Making Sandbox backend pluggable by design

Once local containers stop being enough, the temptation is to pick one self-contained sandbox backend and build everything around it.

That works for a while, but it does not scale across different teams. A small team may care most about fast local execution. A larger team may need stronger isolation. Enterprises may need shared storage and persistent remote workspaces that are not tied to a single developer’s machine.

So the agent should be agnostic to the sandbox underneath. Docker can be the fast local default, Daytona can handle managed remote sandboxes, NFS can support teams running many agents at scale, and E2B can slot in as another managed backend when needed.

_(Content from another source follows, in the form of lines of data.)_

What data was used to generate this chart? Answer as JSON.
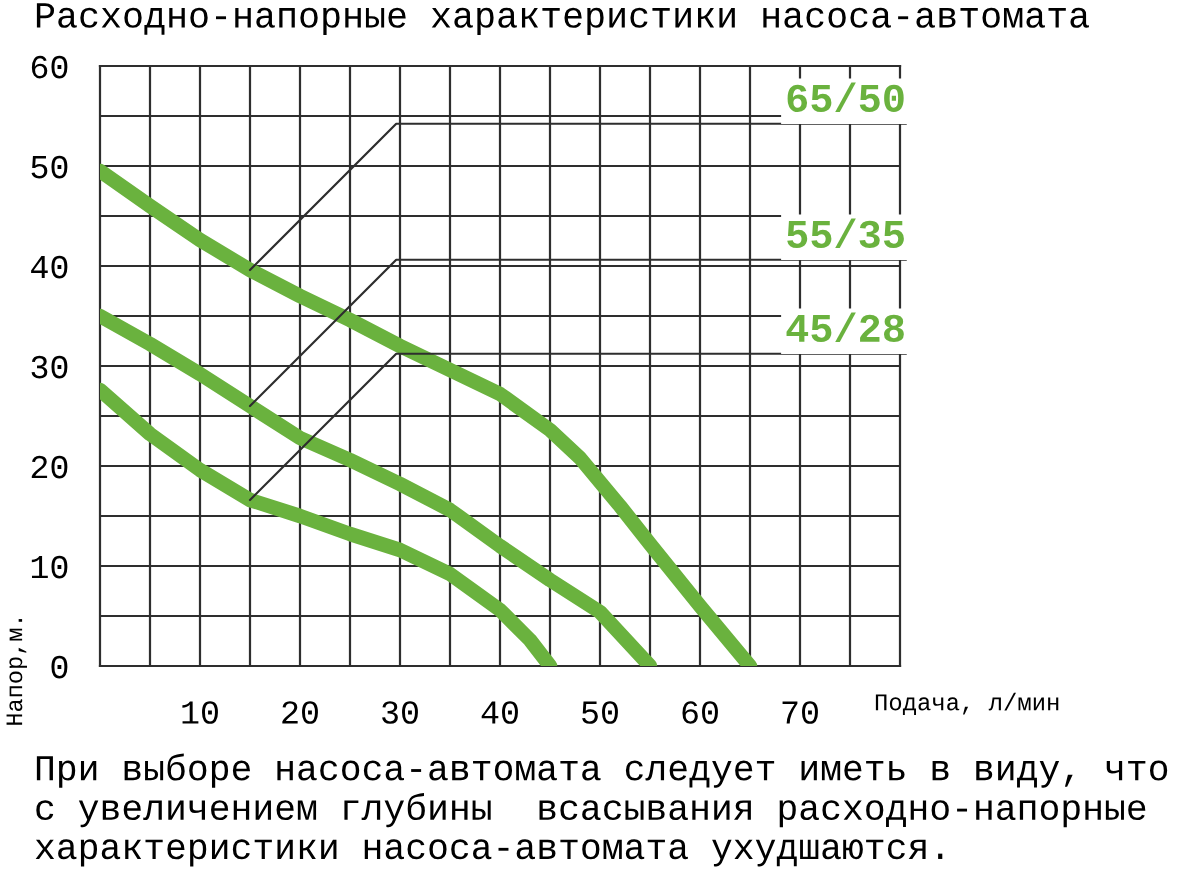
{
  "chart_data": {
    "type": "line",
    "title": "Расходно-напорные характеристики насоса-автомата",
    "xlabel": "Подача, л/мин",
    "ylabel": "Напор,м.",
    "annotations": [
      "При выборе насоса-автомата следует иметь в виду, что\nс увеличением глубины  всасывания расходно-напорные\nхарактеристики насоса-автомата ухудшаются."
    ],
    "xlim": [
      0,
      80
    ],
    "ylim": [
      0,
      60
    ],
    "xticks": [
      {
        "value": 5,
        "label": null
      },
      10,
      {
        "value": 15,
        "label": null
      },
      20,
      {
        "value": 25,
        "label": null
      },
      30,
      {
        "value": 35,
        "label": null
      },
      40,
      {
        "value": 45,
        "label": null
      },
      50,
      {
        "value": 55,
        "label": null
      },
      60,
      {
        "value": 65,
        "label": null
      },
      70,
      {
        "value": 75,
        "label": null
      }
    ],
    "yticks": [
      0,
      {
        "value": 5,
        "label": null
      },
      10,
      {
        "value": 15,
        "label": null
      },
      20,
      {
        "value": 25,
        "label": null
      },
      30,
      {
        "value": 35,
        "label": null
      },
      40,
      {
        "value": 45,
        "label": null
      },
      50,
      {
        "value": 55,
        "label": null
      },
      60
    ],
    "grid": true,
    "series": [
      {
        "name": "65/50",
        "color": "#6ab23e",
        "x": [
          0,
          5,
          10,
          15,
          20,
          25,
          30,
          35,
          40,
          45,
          48,
          52,
          55,
          60,
          65
        ],
        "values": [
          49.5,
          46,
          42.6,
          39.6,
          37,
          34.6,
          32,
          29.6,
          27.2,
          23.6,
          20.8,
          16,
          12.2,
          6,
          0
        ]
      },
      {
        "name": "55/35",
        "color": "#6ab23e",
        "x": [
          0,
          5,
          10,
          15,
          20,
          25,
          30,
          35,
          40,
          45,
          50,
          55
        ],
        "values": [
          35,
          32.2,
          29.2,
          26,
          22.8,
          20.6,
          18.2,
          15.6,
          12,
          8.6,
          5.4,
          0
        ]
      },
      {
        "name": "45/28",
        "color": "#6ab23e",
        "x": [
          0,
          5,
          10,
          15,
          20,
          25,
          30,
          35,
          40,
          43,
          45
        ],
        "values": [
          27.6,
          23.2,
          19.6,
          16.6,
          15,
          13.2,
          11.6,
          9.2,
          5.6,
          2.6,
          0
        ]
      }
    ]
  }
}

The agent should talk to one clean interface. The backend becomes a deployment choice, while the agent logic stays stable.

From Supervision to Delegation

The sandbox may look like a backend detail. For coding agents, it becomes part of the agent contract. It defines where edits live, how commands run, what state survives, which secrets are available, and what should happen when execution fails. Those details matter because the agent works across a longer chain of actions: reading tool output, making partial edits, retrying failed steps, installing dependencies, and sometimes continuing through long-running loops.

That is why the sandbox has to be designed around agent-specific failure modes. If the runtime disappears, the workspace should remain intact. If a command environment breaks, it should be possible to replace it without losing the task. If a workflow needs stronger isolation, the backend should be able to change without forcing the agent logic to change with it. The system should handle this complexity in the sandbox layer, where workspace state, execution, and access can be managed deliberately.

Docker, Daytona, NFS, and E2B are useful because they answer different parts of this architectural requirement. One team may need fast local execution, another may need persistent remote workspaces, and another may care most about stronger isolation or shared storage. A stable sandbox interface keeps the agent logic independent from those deployment choices, while the backend is selected based on the task, the team, and the level of isolation required.

Once that layer exists, delegation changes shape. Developers can define the boundary the agent operates inside: what it can access, where it can run, what state is durable, and how failures are recovered. The agent gets a consistent place to work, and the system keeps that work contained enough to be trustworthy.